I already now what type info does, it does nothing.
The compiler fills in the xpostblit and xdtor fields of the TypeInfo_Struct with the correct function pointers to postblit or destruct functions. These fields always contain the correct function to call. But the __postblit and __dtor funtions that are directly callable on the struct itself, are only correct if there is a explicit destructor / postblit constructor defined. So it shouldn't be much of a problem to also expose the __fielddtor and __fieldpostblit functions that get filled into the TypeInfo_Struct object anyway.

Kind Regards
Benjamin Thaut

August 23, 2012
On Wed, 11 Jul 2012 04:21:29 -0400, Benjamin Thaut <code@benjamin-thaut.de> wrote:

>
> I already now what type info does, it does nothing.
> The compiler fills in the xpostblit and xdtor fields of the TypeInfo_Struct with the correct function pointers to postblit or destruct functions.
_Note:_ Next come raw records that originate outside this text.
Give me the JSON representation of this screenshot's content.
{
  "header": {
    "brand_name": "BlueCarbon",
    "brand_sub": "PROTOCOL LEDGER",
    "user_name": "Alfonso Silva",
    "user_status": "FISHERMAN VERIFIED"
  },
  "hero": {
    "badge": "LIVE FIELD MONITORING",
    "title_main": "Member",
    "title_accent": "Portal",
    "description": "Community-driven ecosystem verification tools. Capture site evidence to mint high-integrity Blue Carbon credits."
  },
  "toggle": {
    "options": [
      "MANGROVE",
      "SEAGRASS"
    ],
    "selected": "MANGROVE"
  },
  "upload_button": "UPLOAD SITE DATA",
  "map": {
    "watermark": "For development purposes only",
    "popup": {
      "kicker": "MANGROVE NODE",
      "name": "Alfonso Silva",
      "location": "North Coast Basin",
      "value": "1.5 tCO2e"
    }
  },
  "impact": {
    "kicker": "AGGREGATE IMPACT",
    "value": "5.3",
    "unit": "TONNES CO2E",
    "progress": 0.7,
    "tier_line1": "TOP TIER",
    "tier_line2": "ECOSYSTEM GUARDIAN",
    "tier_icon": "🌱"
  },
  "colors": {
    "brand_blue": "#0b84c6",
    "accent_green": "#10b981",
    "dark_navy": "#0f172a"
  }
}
These fields always contain the correct function to call. But the __postblit and __dtor funtions that are directly callable on the struct itself, are only correct if there is a explicit destructor / postblit constructor defined. So it shouldn't be much of a problem to also expose the __fielddtor and __fieldpostblit functions that get filled into the TypeInfo_Struct object anyway.